Christina Mirjol
Qui suis-je ?
Je suis née en 1949 à Casablanca où j'ai vécu jusqu'à l'âge de sept ans. Je vis aujourd'hui à Paris. C'est à l'enfant que j'ai été que je dois d'écrire aujourd'hui.
L'écriture est un retour merveilleux vers ce qu'on est profondément. Elle ne l'a pas toujours été. C'est-à-dire qu'il n'en était pas question. Pendant de longues années, un objectif plus grand occupait mes pensées : il fallait parler… Ainsi de l’écriture que je m’interdis, que je sacrifie sur l’autel du théâtre, auquel je me dédie entièrement, passionnément.
Qu'est-ce que je lis ?
C'est dans l'année de mes quatorze ans que m'apparaissent quelques-unes des préoccupations esthétiques de la littérature et que je découvre la joie qu'elle me procure. Je dois mon premier élan littéraire à Blaise Cendrars et à La Prose du Transsibérien que mon professeur de français nous fait lire dans la classe. J'éprouve un plaisir incomparable à dire et à entendre la scansion sonore du poème, son rythme métaphorique.
Du plus lointain passé dont je me souvienne, je n'ai pas la parole aisée. Je me souviens que je suis timide et que je bafouille, que je ne peux pas faire sortir le noyau de parole qui m'étouffe. Or, là où je suis muette sur bien des choses, le livre prend en charge ma parole disloquée et l'ordonne.
Qui ne voudrait habiter dans toutes les langues quand il lit Pessoa, Melville, Borges ou Virginia Woolf ? Selma Lagerlöf, Elizabeth Bishop ou Kafka ? Par chance nous avons Flaubert et Rimbaud, La Douleur de Duras, Moralités légendaires de Jules Laforgue, nous avons Michaux…
J'entends toute la littérature russe comme une polyphonie succédant au génie fondateur de Pouchkine et à la clarté de son œuvre sublimement tournée vers la quotidienneté. Gogol, Dostoïevski, Tchekhov, Boulgakov, Harms ou Zamiatine, hantent ma bibliothèque.
Je peux dire de Robert Walser et de son œuvre immense que je ressens sa langue comme une terre natale.
Qu'est-ce que j'écris ?
De la parole. Ma première publication pour le théâtre est un répertoire de « cris ».
Quels qu’ils soient, je ressens le besoin d'exprimer par la voix mes écrits. Qu’ils aient ou non besoin d'une voix pour exister, je désire qu'on entende ce qui est écrit.
Je commence à vouloir écrire en 1999. Ce ne sont pas seulement les quelques morceaux épars d'écriture que je livre à la scène qui m'y poussent, et, paradoxalement, ce n'est pas l'écriture.
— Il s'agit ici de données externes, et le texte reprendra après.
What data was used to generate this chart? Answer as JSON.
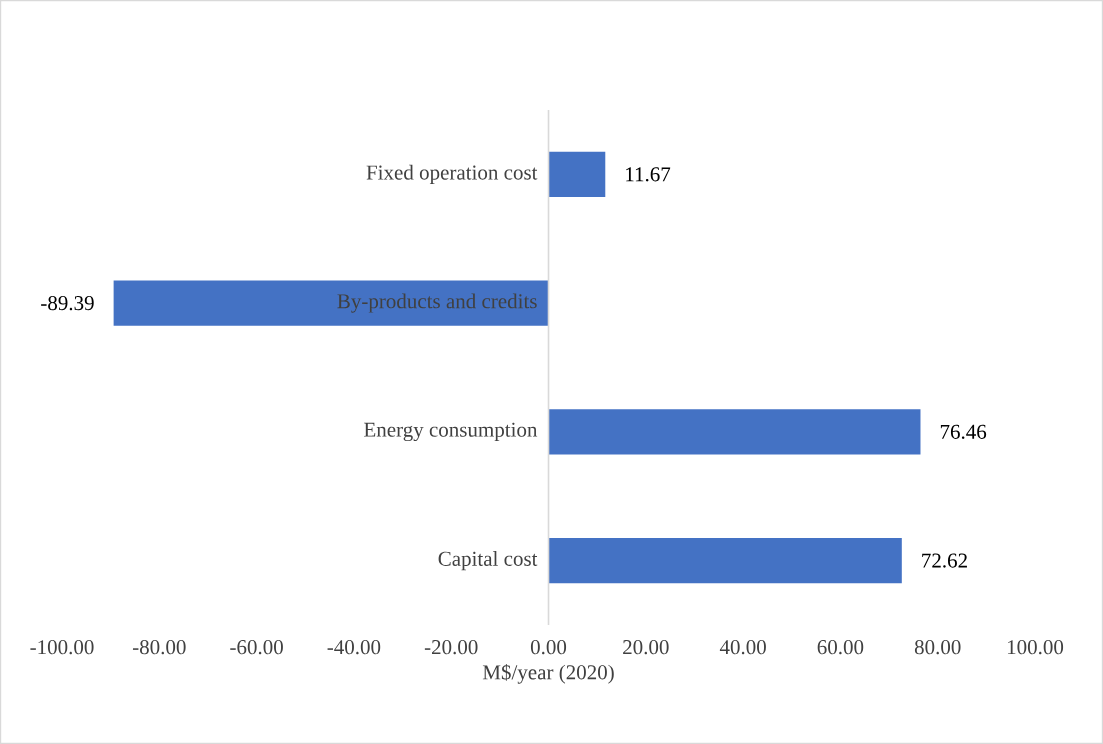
{
  "chart_data": {
    "type": "bar",
    "orientation": "horizontal",
    "categories": [
      "Fixed operation cost",
      "By-products and credits",
      "Energy consumption",
      "Capital cost"
    ],
    "values": [
      11.67,
      -89.39,
      76.46,
      72.62
    ],
    "color": "#4472c4",
    "xlabel": "M$/year (2020)",
    "xlim": [
      -100,
      100
    ],
    "xticks": [
      {
        "value": -100,
        "label": "-100.00"
      },
      {
        "value": -80,
        "label": "-80.00"
      },
      {
        "value": -60,
        "label": "-60.00"
      },
      {
        "value": -40,
        "label": "-40.00"
      },
      {
        "value": -20,
        "label": "-20.00"
      },
      {
        "value": 0,
        "label": "0.00"
      },
      {
        "value": 20,
        "label": "20.00"
      },
      {
        "value": 40,
        "label": "40.00"
      },
      {
        "value": 60,
        "label": "60.00"
      },
      {
        "value": 80,
        "label": "80.00"
      },
      {
        "value": 100,
        "label": "100.00"
      }
    ],
    "data_labels": true,
    "grid": false
  }
}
C'est quelque chose de plus lointain, qui se passe bien avant, au temps de la parole, de la tragique naissance des mots, dont je pressens, très jeune, la fin inéluctable. Écrire pour faire parler, faire entendre des voix appelées à s'éteindre, je ne saurais donner une plus juste définition à mon acte d’écrire.